Adjusting the balance between attenuation and immunogenicity is a critical factor in developing live vaccines due to the possibility of over-attenuation, which leads to poor protection with a loss in immunogenicity [25]. Although the K40/09 parental strain was chosen based on its cross-protective ability [8], it is not clear whether the fully attenuated K40/09 HP50 still induced cross-protection. In efficacy studies, all viruses (K40/09, K40/09 HP40, and K40/09 HP50) provided almost complete protection for tracheas and kidneys against nephropathogenic strains of Korean group II (QXIBV-like and KM91 strains) with high neutralizing-antibody titers. These findings indicate that K40/09 HP50 retained its immunogenicity after serial passage. Nephropathogenic strains of different serotypes are a major problem worldwide; therefore, it has been proposed that the polyvalent vaccine formulation expanded the level of cross-protection against nephropathogenic IBV strains over that achieved by individual vaccine strains [26]. However, the use of multiple strains of live vaccines may contribute to the variation and recombination of IBV, and engender even more complex IBV epidemics. Conversely, our results suggest that single administration of K40/09 HP50 is markedly effective and economical due to its broad-spectrum protection against nephropathogenic IBV strains, including QXIBV, which are worldwide epizootic strains [11].
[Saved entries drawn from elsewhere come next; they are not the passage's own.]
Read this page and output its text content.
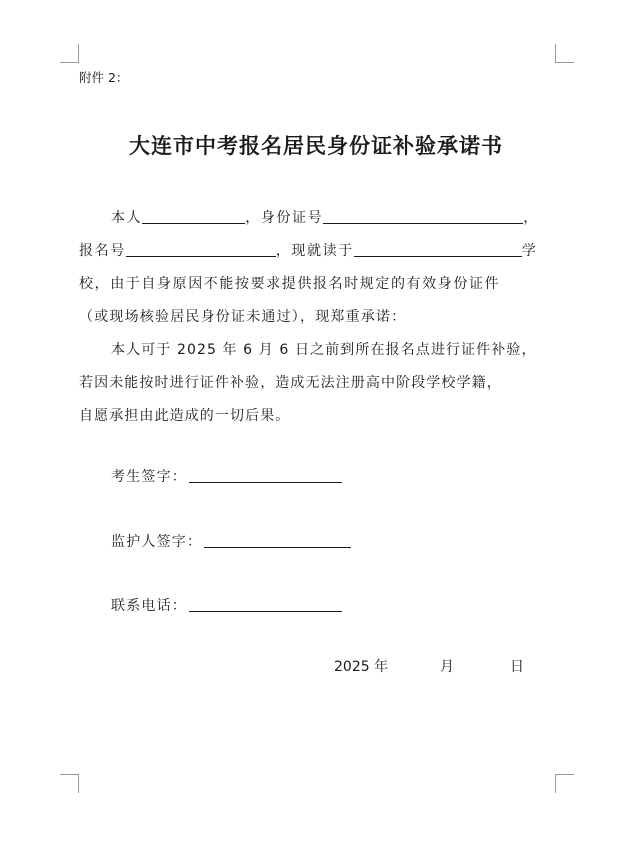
附件 2：
大连市中考报名居民身份证补验承诺书
本人	，身份证号	，
报名号	，现就读于	学
校，由于自身原因不能按要求提供报名时规定的有效身份证件
（或现场核验居民身份证未通过），现郑重承诺：
本人可于 2025 年 6 月 6 日之前到所在报名点进行证件补验，
若因未能按时进行证件补验，造成无法注册高中阶段学校学籍，
自愿承担由此造成的一切后果。
考生签字：
监护人签字：
联系电话：
2025 年	月	日
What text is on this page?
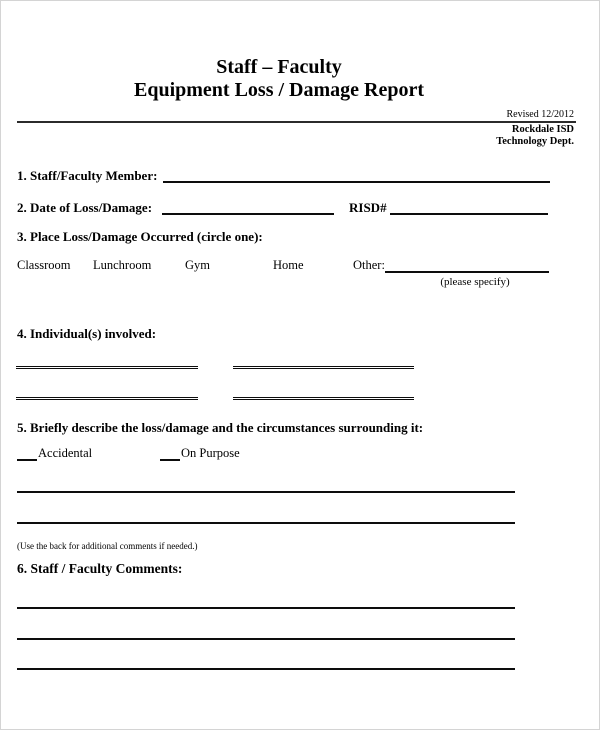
Staff – Faculty
Equipment Loss / Damage Report
Revised 12/2012
Rockdale ISD
Technology Dept.
1. Staff/Faculty Member:
2. Date of Loss/Damage:	RISD#
3. Place Loss/Damage Occurred (circle one):
Classroom Lunchroom	Gym	Home	Other:
(please specify)
4. Individual(s) involved:
5. Briefly describe the loss/damage and the circumstances surrounding it:
Accidental	On Purpose
(Use the back for additional comments if needed.)
6. Staff / Faculty Comments:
Given the tremendous ability of coronaviruses to evolve, it is not surprising that genetic diversity through point mutation and recombination might lead to the emergence of new variant viruses and cause new diseases by host switching in animals and humans [27], [28], [29]. These characteristics of coronaviruses create difficulties in the design of disease control strategies; therefore, vaccine candidates that offer broad-spectrum protection and methodologies that shorten the time of live vaccine development are needed. The results of the present study show that heat adaptation could be a very useful method to enhance the safety of IBV, and the heat-adapted K40/09 HP50 virus exhibits a fine balance between attenuation and immunogenicity, and exhibits cross-protective efficacy. These results further suggest that the heat-adapted K40/09 HP50 virus can help to reduce economic losses caused by newly evolving nephropathogenic IBV strains and improve IB vaccine effectiveness in many countries where IBV infection is a major problem.